Trish Walker now has super powers, which she puts to “do-gooding” use. What do you think that having Jessica with a peer, who murdered her mom, adds to this season’s music?
Trish has a major transformation in this season, both emotionally and story-wise, and there ends up being two different themes for her and a new theme for Jessica and Trish, which I introduce towards the end of the season. Their relationship is tested in all kinds of interesting and engaging ways.
“Jessica Jones” has always had an interesting moral dance with characters behaving in self-destructive ways that they try to redeem, particularly in this season with Jessica’s neighbor Malcolm now working for a fatally-afflicted Hogarth, whose own needs push her over the line. Do you think that gives the music an extra depth?
Yes. The ‘dance’, as you nicely describe it, changes relationships and forces Jessica to make choices she was hoping not to make. These are the kinds of stories that could only happen in a later season, when you’ve gotten to know the characters so well. I think the fans will really enjoy seeing what certain peoples’ fates are.
Where many television shows have wall-to-wall scoring, “Jessica Jones” has especially impactful spotting that really lets silence play out. How important was that?
For “Jessica Jones”, the spotting was so important. This was not a show where the music could be everywhere. It just wasn’t the show’s style. We picked our moments very carefully so that the music would be at its most effective at telling and supporting the story. As an example, we were looking at a scene once where Jessica was examining an abandoned apartment. It was quiet and in the daytime. There was a little rodent in the apartment crawling around out of sight making sound. Her being in this crowded apartment space, with the sound a moving rodent was just perfect. Unsettling, and a little creepy. Music wasn’t needed there. Then, when Jessica finds a clue, the score comes in. The music works so much better playing her discovery than if we played the rodent moment leading into the discovery. These are the kinds of these we discuss and play with.
In the end, what do you think makes this season of “Jessica Jones” stand out both story wise and musically? And how do you think it places in your large repertoire of action hero scoring?

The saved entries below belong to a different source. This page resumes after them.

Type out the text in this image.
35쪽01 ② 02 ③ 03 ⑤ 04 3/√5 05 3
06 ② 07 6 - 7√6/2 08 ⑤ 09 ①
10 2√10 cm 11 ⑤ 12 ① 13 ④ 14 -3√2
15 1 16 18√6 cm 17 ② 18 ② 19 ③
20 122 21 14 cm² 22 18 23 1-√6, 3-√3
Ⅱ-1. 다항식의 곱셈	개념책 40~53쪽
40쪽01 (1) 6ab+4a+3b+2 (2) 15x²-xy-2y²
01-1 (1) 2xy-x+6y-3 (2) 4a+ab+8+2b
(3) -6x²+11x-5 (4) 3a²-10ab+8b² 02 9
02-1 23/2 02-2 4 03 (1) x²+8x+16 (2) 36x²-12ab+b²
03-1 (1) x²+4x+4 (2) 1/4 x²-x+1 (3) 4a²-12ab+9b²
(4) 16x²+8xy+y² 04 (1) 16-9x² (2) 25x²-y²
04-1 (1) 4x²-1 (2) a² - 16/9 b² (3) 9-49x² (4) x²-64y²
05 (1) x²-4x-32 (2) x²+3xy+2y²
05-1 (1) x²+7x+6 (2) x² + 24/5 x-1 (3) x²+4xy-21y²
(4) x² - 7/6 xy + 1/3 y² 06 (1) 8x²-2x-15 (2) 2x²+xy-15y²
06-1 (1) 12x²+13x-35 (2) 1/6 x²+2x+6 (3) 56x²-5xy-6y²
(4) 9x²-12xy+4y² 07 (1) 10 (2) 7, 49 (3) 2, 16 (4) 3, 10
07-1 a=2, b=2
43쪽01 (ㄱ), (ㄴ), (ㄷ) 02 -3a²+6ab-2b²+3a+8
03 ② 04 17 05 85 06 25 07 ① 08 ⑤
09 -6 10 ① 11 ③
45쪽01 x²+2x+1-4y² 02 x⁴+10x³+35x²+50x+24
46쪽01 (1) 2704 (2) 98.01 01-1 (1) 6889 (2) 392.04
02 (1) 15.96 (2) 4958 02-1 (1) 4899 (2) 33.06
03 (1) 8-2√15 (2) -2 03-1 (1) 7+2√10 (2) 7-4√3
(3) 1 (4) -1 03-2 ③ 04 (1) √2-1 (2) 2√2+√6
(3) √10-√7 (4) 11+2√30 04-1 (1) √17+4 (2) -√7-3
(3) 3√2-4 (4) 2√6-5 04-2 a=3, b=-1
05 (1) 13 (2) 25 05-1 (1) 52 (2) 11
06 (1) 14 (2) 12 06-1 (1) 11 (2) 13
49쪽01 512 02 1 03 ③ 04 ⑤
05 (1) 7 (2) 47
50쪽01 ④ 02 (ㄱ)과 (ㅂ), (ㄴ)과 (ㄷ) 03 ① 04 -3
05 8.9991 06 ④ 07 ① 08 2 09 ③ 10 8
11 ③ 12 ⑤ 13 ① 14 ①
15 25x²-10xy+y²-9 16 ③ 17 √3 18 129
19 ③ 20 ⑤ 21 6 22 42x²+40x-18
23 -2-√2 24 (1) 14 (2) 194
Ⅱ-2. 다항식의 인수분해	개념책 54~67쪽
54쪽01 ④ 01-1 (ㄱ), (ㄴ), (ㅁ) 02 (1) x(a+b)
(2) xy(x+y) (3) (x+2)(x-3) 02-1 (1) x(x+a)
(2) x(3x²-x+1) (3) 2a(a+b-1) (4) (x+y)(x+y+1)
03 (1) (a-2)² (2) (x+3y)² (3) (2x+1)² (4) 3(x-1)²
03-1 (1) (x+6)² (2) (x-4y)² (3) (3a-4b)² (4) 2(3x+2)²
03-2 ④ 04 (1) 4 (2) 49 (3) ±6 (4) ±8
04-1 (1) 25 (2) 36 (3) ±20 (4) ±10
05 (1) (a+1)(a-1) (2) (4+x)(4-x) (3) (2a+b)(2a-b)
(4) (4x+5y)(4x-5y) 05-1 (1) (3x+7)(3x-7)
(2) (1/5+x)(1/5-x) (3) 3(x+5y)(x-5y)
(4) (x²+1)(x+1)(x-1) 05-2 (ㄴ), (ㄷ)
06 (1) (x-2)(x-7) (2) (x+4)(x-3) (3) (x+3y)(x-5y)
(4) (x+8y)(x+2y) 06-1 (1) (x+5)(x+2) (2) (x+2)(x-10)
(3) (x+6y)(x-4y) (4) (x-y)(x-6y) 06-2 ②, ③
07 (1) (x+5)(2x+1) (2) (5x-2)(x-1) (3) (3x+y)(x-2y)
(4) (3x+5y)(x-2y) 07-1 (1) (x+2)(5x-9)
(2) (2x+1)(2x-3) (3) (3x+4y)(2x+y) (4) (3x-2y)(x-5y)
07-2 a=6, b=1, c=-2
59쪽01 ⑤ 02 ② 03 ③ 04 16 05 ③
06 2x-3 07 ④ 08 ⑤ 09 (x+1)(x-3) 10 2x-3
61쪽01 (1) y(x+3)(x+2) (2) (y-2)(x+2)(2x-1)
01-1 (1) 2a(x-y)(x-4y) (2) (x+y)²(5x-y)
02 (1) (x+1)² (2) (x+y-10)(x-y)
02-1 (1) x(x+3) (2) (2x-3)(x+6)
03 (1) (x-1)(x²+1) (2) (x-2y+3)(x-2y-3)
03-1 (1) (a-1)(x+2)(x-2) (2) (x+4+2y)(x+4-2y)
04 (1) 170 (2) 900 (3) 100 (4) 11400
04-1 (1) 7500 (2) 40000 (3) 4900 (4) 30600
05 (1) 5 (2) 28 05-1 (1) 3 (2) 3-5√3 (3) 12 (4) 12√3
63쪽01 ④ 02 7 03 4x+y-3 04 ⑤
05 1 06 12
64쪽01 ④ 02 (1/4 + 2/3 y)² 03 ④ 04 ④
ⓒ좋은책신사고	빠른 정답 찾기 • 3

I love the way the last season unfolds and how it ends. I loved having a new villain to score. The relationships between the characters deepen, which is a luxury afforded to longer running shows. There is a sense of ‘coming full circle’ towards the end of the series, which provided a nice sense of closure for me. Hopefully Jessica will return again somehow, somewhere.
Is it especially bittersweet for you that “Jessica Jones,” which started Marvel’s Netflix run, now ends it?
Yes, I am sad. How can you not be? But at the same time, I am so happy for the series. I am so proud to have been a part of it. To be able to return to my early jazz roots for a score like this is a once in a blue moon kind of opportunity. I’m sad, but also so grateful for it having happened.
Does “Jessica Jones” give you the taste to score more superhero shows, perhaps one where the “comic book” elements might play a bigger, more symphonic part?
I would love to expand more into that world. The superhero genre is evolving in such exciting and unpredictable ways, with new characters and new kinds of stories. I would love to be a part of that.
How do you think your work shows how television scoring has changed, and evolved, especially when it comes to suspense shows? And would you hope that your music would have the same kind of influence on young viewers as the shows that first caught your ear?
It is the highest compliment when a composer writes me to say that they thought the music I composed for in an episode or series was inspiring to them in some way. I keep every one of those emails. They mean the world to me.